Pulau Sabutung-Pangkep, Sulsel – Di sebuah komunitas kepulauan terpencil yang terletak di zona inti UNESCO Global Geopark Maros Pangkep, sebuah inisiatif dari Politeknik Pariwisata Makassar (Poltekpar Makassar) membawa harapan baru melalui inovasi kuliner.
MEDIAPESAN – Pada Sabtu lalu, 10 Mei 2025, Pusat Penelitian dan Pengabdian kepada Masyarakat (P3M) Poltekpar meluncurkan program pemberdayaan bertajuk “Inovasi Pengelolaan Pangan Lokal sebagai Pengungkit Ekonomi Komunitas Pesisir”.

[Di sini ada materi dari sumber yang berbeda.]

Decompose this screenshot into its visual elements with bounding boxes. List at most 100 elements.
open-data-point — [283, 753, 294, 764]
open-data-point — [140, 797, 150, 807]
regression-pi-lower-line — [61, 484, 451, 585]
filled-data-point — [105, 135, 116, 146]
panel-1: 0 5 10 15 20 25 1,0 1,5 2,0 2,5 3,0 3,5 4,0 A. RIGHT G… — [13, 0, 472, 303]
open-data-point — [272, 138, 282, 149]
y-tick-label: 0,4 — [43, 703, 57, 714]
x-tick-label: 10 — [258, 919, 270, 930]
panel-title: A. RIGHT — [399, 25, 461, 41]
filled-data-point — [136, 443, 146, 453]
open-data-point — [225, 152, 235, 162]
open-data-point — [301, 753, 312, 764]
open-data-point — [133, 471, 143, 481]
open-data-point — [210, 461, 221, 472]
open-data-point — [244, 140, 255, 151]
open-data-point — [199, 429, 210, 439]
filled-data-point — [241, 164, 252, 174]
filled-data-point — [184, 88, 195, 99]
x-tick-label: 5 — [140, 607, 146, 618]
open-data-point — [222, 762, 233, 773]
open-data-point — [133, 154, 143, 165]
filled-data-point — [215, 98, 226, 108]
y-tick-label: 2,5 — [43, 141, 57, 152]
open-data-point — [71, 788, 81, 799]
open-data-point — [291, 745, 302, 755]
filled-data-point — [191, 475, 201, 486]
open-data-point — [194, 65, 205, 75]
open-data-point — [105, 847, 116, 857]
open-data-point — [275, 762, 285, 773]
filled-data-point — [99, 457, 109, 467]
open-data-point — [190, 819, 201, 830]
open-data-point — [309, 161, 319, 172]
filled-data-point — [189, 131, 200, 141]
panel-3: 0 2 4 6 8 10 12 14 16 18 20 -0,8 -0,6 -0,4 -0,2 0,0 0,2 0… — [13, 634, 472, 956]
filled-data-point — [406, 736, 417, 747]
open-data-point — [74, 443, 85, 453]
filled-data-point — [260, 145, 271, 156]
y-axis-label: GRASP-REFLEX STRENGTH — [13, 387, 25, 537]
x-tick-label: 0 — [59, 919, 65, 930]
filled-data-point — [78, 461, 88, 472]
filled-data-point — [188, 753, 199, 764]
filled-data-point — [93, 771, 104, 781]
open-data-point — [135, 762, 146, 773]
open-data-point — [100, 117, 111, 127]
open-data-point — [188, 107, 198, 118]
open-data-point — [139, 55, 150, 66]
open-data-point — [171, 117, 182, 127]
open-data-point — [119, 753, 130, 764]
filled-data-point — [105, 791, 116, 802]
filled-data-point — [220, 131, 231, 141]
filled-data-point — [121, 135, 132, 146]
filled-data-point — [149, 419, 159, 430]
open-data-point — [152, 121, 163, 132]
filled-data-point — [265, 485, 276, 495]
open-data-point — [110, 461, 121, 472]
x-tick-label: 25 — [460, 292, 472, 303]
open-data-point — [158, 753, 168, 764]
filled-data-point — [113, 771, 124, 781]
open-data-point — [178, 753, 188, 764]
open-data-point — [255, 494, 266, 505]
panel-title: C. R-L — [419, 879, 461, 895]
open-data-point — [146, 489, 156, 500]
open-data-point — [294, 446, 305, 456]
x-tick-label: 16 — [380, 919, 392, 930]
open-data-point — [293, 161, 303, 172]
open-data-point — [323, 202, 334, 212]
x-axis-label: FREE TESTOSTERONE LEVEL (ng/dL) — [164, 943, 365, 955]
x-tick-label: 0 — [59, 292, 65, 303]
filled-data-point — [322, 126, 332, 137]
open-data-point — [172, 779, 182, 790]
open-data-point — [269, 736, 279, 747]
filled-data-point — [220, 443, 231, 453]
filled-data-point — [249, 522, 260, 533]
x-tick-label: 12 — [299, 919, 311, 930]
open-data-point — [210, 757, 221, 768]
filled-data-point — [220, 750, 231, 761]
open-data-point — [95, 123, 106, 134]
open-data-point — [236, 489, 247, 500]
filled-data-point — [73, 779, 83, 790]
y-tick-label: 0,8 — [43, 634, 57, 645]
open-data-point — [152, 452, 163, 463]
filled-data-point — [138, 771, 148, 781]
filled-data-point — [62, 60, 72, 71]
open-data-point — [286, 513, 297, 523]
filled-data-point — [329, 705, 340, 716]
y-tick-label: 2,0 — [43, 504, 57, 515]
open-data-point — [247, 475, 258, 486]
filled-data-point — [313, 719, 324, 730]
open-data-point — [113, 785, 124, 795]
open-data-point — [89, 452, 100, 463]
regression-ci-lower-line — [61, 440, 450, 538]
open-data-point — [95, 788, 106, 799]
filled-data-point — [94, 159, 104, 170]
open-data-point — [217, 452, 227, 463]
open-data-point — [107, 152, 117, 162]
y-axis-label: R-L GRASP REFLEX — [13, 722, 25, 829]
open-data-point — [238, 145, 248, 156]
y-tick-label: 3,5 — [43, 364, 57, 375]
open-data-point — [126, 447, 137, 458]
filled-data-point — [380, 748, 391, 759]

Kegiatan ini berlangsung di Pulau Sabutung, Kabupaten Pangkep, dengan tujuan mengubah kekayaan sumber daya laut—seperti ikan tenggiri dan daun kelor—menjadi produk pangan berkelanjutan yang memiliki nilai jual.
Meski merupakan bagian dari program rutin pengabdian masyarakat, kegiatan tahun ini memegang peranan strategis karena dilaksanakan di wilayah geopark yang tengah dikembangkan sebagai destinasi ekowisata berbasis komunitas.
Usai survei kebutuhan pada 4 Mei, tim P3M menemukan bahwa pelaku UMKM di wilayah pesisir belum memiliki akses dan keterampilan dalam mengolah hasil laut secara inovatif.
Kami memulai dari mendengar—bukan menggurui. Pemberdayaan sejati terjadi saat masyarakat ikut merancang solusi bersama, ujar Prof. Ilham, Ph.D., Kepala P3M Poltekpar.
Pelatihan utama yang digelar di Aula Kecamatan Liukang Tupabbiring Utara tetap berlangsung meski di tengah hujan deras dan pemadaman listrik.

Sebanyak 30 perempuan dari Pulau Sabutung, Sapuli, dan Saugi—mayoritas dari keluarga pra-sejahtera—mengikuti pelatihan, sebagian besar datang dengan perahu sejak pagi.
Peserta dibekali keterampilan mengolah ikan tenggiri dan daun kelor menjadi bakso sehat tanpa pengawet.
Materi pelatihan disampaikan secara menarik oleh dua narasumber: Muhammad Rusdi membahas pentingnya narasi kuliner sebagai identitas budaya, sementara Nur Salam memandu praktik olahan pangan berbasis sains namun tetap membumi.
Dalam sesi diskusi, Aminah, peserta dari Pulau Saugi, menanyakan cara mempercantik tampilan produk secara alami.

Narasumber menjelaskan bahwa pewarna dari sayuran lokal seperti bayam dan wortel serta teknik pencampuran tapioka dapat menjadi solusi sekaligus peluang inovasi.
Kepala Desa Mattiro Kanja, Musakkir, menyampaikan apresiasinya atas pendekatan yang langsung menyentuh kebutuhan warga.
Hal serupa disampaikan Camat Liukang Tupabbiring Utara, Husni Tamrin.
Banyak perguruan tinggi datang bawa proposal, tapi baru Poltekpar yang langsung turun tangan. Ini yang kami butuhkan, ungkapnya.
Lebih dari sekadar pelatihan kuliner, kegiatan ini menumbuhkan semangat kewirausahaan, memperkuat solidaritas komunitas, dan meningkatkan rasa percaya diri warga pulau.
Di tengah upaya Indonesia memajukan pariwisata inklusif dan ketahanan pangan, langkah kecil seperti ini dapat menjadi cetak biru bagi perubahan besar di wilayah kepulauan.